In December, Loblaw and Walmart told the committee they were concerned it would increase prices for Canadians. And earlier this year, the committee wrote a letter to those two grocers, saying if they didn't sign on, it would recommend that the code be made mandatory.

Last week, Loblaw announced that after months of discussions it was ready to sign on to the code as long as all stakeholders do.

"The code now is fair, and it will not lead to higher prices," said president and CEO Per Bank. 

At the time, Walmart said the company is reviewing the latest draft of the code. 

The grocer did not immediately respond to a request for comment. Neither did Costco. 

The Retail Council of Canada declined to comment on the report. 

Michael Graydon, CEO of the Food, Health & Consumer Products of Canada association and chairman of the interim board for the code, said the group is "very supportive" of all the committee's recommendations. 

When it comes to the code, "our industry's desire is a fully inclusive code that involves all stakeholders. That remains our goal and so (I) am hopeful that can be achieved," he wrote in an email. 

Francis Chechile, a spokesman for Agriculture Minister Lawrence MacAulay, said the government has been clear that it supports an industry-led code, but that after years of work, "it's well past (time) that all major retailers join the Code."

The government is calling on the remaining large retailers to sign on to the code as their participation is vital to its success, Chechile said in a statement.

"In the meantime, we are exploring all available federal options, including legislation. As key aspects of the Code would fall under provincial jurisdiction, we have encouraged provincial and territorial governments to do the same.”

The committee's report references research the Competition Bureau released last year that noted the Canadian grocery sector has become increasingly concentrated through a series of mergers and acquisitions in recent decades.

The Competition Bureau is currently investigating the use of restrictive clauses in the grocery sector, controls in lease agreements that it claims hamper competition in the industry. 

And industry minister François-Philippe Champagne has said he’s seeking a foreign grocer to strengthen competition in the Canadian market.

The report's recommendations include that the government should empower the Competition Tribunal to dissolve or prohibit a merger if that merger would result in excessive combined market share. It also recommends that the law be strengthened by shifting the burden onto merging companies to prove that their deal won't hurt competition. 

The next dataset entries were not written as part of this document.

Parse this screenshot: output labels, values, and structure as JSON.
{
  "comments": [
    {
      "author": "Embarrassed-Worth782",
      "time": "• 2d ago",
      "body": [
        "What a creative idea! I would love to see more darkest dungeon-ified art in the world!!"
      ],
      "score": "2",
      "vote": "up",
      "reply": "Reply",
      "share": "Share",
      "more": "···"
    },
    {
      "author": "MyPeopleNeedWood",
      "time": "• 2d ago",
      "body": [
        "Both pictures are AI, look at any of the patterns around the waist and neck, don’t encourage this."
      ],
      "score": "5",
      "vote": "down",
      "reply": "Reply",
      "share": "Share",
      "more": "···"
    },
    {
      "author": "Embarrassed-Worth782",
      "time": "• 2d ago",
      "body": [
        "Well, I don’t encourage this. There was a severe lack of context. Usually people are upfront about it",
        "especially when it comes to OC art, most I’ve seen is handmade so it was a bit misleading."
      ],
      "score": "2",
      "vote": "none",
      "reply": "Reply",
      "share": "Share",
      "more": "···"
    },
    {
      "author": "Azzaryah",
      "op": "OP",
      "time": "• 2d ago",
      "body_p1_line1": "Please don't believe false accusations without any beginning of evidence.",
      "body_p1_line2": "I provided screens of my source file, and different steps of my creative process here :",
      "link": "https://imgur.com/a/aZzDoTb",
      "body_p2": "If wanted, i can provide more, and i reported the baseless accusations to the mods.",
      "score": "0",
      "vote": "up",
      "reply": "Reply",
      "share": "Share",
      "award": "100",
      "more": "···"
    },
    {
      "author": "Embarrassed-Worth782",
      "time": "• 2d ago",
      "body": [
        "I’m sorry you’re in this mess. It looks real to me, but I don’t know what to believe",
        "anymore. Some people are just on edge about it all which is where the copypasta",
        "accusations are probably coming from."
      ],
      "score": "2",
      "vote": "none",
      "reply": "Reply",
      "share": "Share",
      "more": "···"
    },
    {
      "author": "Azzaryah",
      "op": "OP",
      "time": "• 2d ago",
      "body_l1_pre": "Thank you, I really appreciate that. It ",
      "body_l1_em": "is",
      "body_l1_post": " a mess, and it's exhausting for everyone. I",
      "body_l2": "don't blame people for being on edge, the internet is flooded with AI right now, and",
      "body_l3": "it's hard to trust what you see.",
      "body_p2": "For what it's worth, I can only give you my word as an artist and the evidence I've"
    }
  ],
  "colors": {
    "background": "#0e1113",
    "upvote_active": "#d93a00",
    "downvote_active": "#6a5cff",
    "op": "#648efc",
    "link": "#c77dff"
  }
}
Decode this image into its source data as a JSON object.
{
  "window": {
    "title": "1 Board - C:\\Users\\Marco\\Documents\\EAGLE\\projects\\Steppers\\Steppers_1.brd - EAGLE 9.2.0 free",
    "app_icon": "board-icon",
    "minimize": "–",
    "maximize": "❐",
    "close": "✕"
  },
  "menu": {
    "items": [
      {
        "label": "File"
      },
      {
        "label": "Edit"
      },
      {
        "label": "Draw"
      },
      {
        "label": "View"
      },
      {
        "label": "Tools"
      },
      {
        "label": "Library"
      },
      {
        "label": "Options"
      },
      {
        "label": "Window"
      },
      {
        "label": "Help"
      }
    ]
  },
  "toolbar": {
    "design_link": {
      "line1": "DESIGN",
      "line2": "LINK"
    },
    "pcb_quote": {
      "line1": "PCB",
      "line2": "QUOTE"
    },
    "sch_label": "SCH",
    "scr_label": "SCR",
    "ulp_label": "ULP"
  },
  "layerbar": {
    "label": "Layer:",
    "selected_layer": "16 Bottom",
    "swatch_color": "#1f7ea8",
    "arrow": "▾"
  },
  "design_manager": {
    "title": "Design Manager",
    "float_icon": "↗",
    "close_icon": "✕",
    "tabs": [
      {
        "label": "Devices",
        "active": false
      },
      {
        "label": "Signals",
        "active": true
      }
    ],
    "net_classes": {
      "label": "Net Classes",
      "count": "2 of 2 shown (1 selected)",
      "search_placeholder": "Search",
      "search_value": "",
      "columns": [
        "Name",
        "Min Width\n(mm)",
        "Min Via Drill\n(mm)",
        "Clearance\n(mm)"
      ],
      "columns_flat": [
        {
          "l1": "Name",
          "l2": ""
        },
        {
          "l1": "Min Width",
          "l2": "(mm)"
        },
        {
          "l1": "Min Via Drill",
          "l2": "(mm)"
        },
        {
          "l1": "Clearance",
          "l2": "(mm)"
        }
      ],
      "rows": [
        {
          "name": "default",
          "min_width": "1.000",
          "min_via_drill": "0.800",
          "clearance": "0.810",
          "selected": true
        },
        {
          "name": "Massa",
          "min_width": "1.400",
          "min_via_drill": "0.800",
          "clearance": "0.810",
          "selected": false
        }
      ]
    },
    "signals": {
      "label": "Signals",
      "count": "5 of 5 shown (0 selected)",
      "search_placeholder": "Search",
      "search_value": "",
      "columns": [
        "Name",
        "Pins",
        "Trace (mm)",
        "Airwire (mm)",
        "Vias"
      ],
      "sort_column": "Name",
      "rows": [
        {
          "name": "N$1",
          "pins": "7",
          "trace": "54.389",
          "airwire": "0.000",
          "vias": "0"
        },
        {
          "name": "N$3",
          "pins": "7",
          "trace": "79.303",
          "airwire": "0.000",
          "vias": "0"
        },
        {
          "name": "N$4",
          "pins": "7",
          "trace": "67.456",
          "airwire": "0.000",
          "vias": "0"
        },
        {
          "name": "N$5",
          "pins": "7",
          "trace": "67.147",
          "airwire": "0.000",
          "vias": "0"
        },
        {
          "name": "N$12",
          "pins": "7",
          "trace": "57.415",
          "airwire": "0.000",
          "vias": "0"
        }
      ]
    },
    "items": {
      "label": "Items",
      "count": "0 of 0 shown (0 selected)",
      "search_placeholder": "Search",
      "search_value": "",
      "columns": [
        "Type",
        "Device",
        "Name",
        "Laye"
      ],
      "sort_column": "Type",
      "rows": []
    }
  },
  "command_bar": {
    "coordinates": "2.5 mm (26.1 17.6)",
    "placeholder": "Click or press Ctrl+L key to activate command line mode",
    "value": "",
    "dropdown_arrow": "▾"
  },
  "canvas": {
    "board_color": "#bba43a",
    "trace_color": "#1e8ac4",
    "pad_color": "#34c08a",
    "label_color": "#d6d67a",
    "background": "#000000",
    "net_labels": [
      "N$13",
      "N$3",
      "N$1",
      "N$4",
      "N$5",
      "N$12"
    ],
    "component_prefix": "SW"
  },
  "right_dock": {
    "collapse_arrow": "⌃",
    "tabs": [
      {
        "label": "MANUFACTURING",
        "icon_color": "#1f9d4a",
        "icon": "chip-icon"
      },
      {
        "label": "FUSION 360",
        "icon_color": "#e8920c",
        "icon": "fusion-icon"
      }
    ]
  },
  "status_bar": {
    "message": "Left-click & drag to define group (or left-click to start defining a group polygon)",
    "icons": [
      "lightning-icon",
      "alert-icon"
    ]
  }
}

A spokeswoman for Champagne's office highlighted recent changes the government has made to the Competition Act, saying bills C-56 and C-59 "have already addressed concerns such as curbing excessive profits, strengthening competition law, and facilitating fair market access."

The best way to lower prices and help smaller players is to increase competition, spokeswoman Audrey Milette said in a statement, adding that having more players in the market is one way to put downward pressure on prices. 

"We will continue to stand up for Canadians by working with provincial and territorial partners to make life more affordable and continue to hold corporations accountable."

Though grocery inflation has moderated significantly from its highs, reaching just 1.4 per cent in April, prices have risen 21.4 per cent over the past three years. The resulting squeeze on consumers' wallets combined with higher interest rates has led to public pressure for the government — and the grocers — to act. Some consumers have launched a boycott of Loblaw, the biggest of the Canadian grocers, to voice their frustrations. 

The grocers, especially Loblaw, have been expanding the number of discount grocery stores in their portfolios to meet increasing demand from Canadians for lower prices. In turn, their discount stores have been major drivers of overall sales growth.